Sam & Dave, “Hold On, I’m Coming”
The defense attorney in The Merciful is older, so I wanted to slide in a little music from his childhood. He’s presented as something of a scoundrel in the novel, but like everyone else, he’s carrying his own water and could use a little help.

The Strokes, “Last Night”
Part of The Merciful is set in Charleston, where I went to school, and I can’t think of the city without remembering the music that was popular when I lived there. One theme of the book is that nobody knows anything—no single narrative encompasses the truth. Or, as The Strokes put it, “Oh, people, they don’t understand.”

The Raconteurs, “Steady as She Goes”
The characters in The Merciful have tried to live according to the recommendations from this song—“settle down,” “get along,” “steady as she goes”—but of course that doesn’t work out.

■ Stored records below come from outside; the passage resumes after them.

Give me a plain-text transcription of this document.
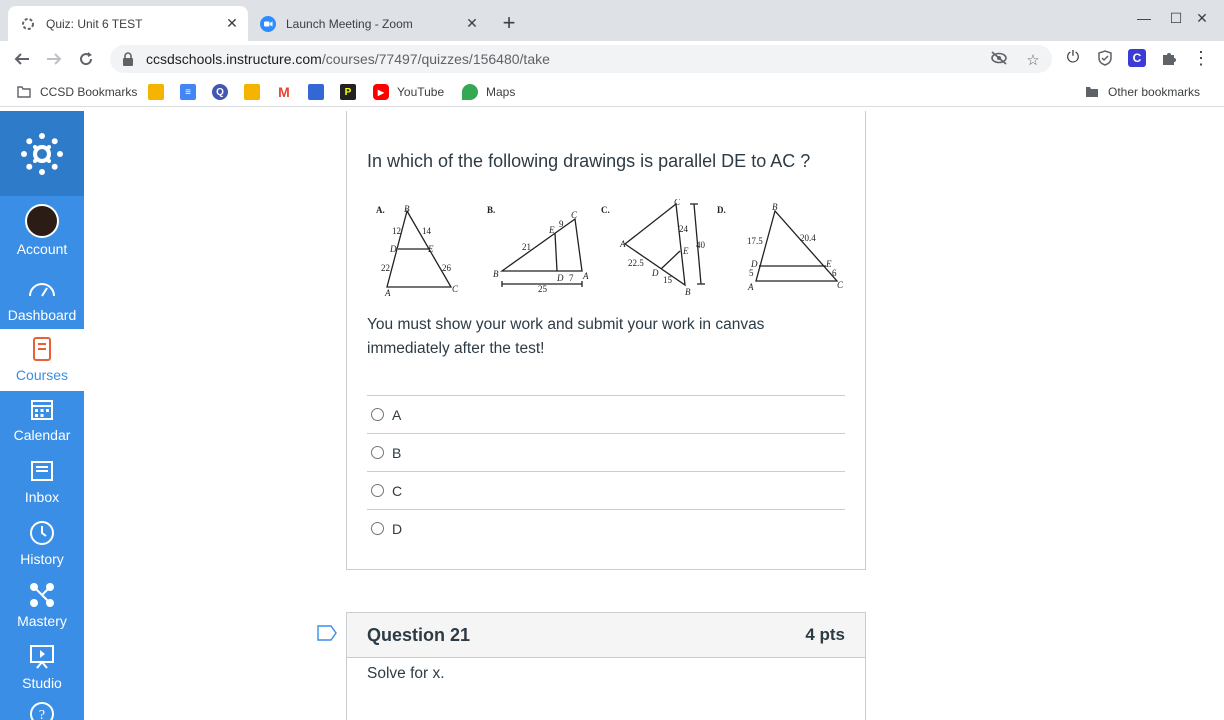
Quiz: Unit 6 TEST	✕	Launch Meeting - Zoom	✕ +	— ☐ ✕
ccsdschools.instructure.com/courses/77497/quizzes/156480/take	☆ ⏻	C	⋮
CCSD Bookmarks	≡	Q	M	P	▶	YouTube	Maps	Other bookmarks
Account
Dashboard
Courses
Calendar
Inbox
History
Mastery
Studio
?
In which of the following drawings is parallel DE to AC ?
A. B
D	E
A	C
12 14
22	26
B.	C
E
B	D A
9
21
7
25
C.
C
A
E
D
B
24
40
22.5
15
D.	B
D	E
A	C
17.5	20.4
5	6
You must show your work and submit your work in canvas immediately after the test!
A
B
C
D
Question 21	4 pts
Solve for x.
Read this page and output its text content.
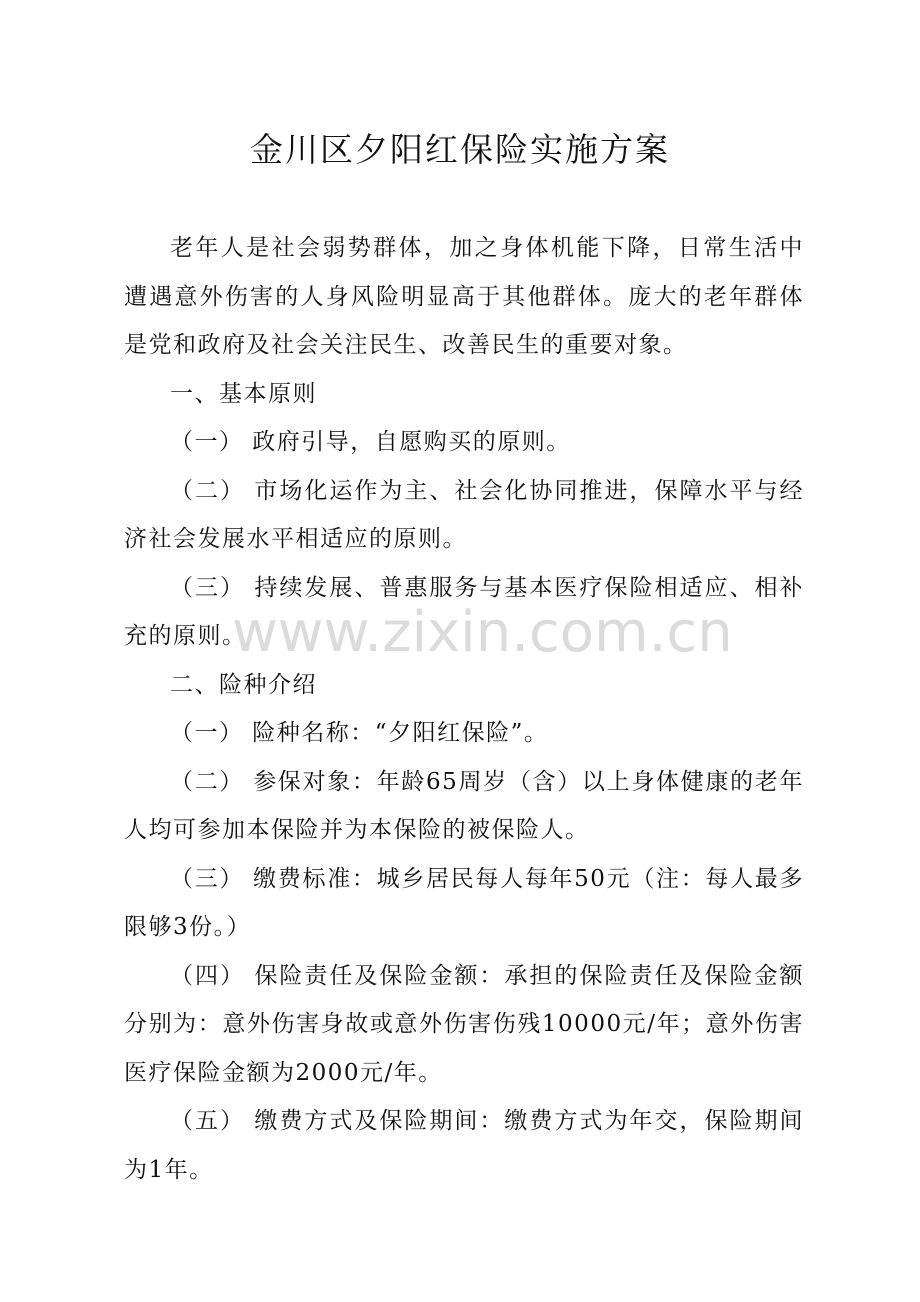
金川区夕阳红保险实施方案

老年人是社会弱势群体，加之身体机能下降，日常生活中遭遇意外伤害的人身风险明显高于其他群体。庞大的老年群体是党和政府及社会关注民生、改善民生的重要对象。

一、基本原则

（一） 政府引导，自愿购买的原则。

（二） 市场化运作为主、社会化协同推进，保障水平与经济社会发展水平相适应的原则。

（三） 持续发展、普惠服务与基本医疗保险相适应、相补充的原则。

二、险种介绍

（一） 险种名称：“夕阳红保险”。

（二） 参保对象：年龄65周岁（含）以上身体健康的老年人均可参加本保险并为本保险的被保险人。

（三） 缴费标准：城乡居民每人每年50元（注：每人最多限够3份。）

（四） 保险责任及保险金额：承担的保险责任及保险金额分别为：意外伤害身故或意外伤害伤残10000元/年；意外伤害医疗保险金额为2000元/年。

（五） 缴费方式及保险期间：缴费方式为年交，保险期间为1年。

www.zixin.com.cn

Foster the People, “Pumped Up Kicks”
I haven’t read the reviews but suspect critics have described this song as “infectious.” It’s catchy, but if you listen to the lyrics, it presents a shocking narrative, which is unfortunately representative of our world today—and the world my younger characters grew up in.

Lana Del Rey, “Summertime Sadness”
I think this is the only song I reference directly in the novel. The hit and run victim, 19-year-old Samantha, has this on repeat while driving around with her friends in high school.

Bruce Springsteen, “Dancing in the Dark”
Samantha’s boyfriend, Charlie Gibbs, is a downtrodden Springsteen hero kind of character. After his girlfriend is killed, he’s grieving and doesn’t know how to process his emotions—and like a Springsteen character, he becomes somewhat dangerous.

Jason Isbell, “Relatively Easy”
This song closes out one of the best ever alt-country albums, Southeastern. At one point in the song, Isbell’s narrator reflects on the death of a good friend, and he’s struggling to put his private tragedy in the larger context of the world. The wisdom here is that he can’t do it; he can’t intellectualize his grief away, any more than my narrator can write away the inexplicable tragedy in a story. Like Isbell’s narrator, my central characters are all left with a mood: “My lonely heart beats relatively easy.”


Jon Sealy is the author of three novels and the publisher of Haywire Books. His essays and reviews have appeared in the Richmond Times-Dispatch, The Rumpus, The Millions and Lit Hub. He has an MFA in fiction writing and has taught writing at Purdue University and the University of Richmond.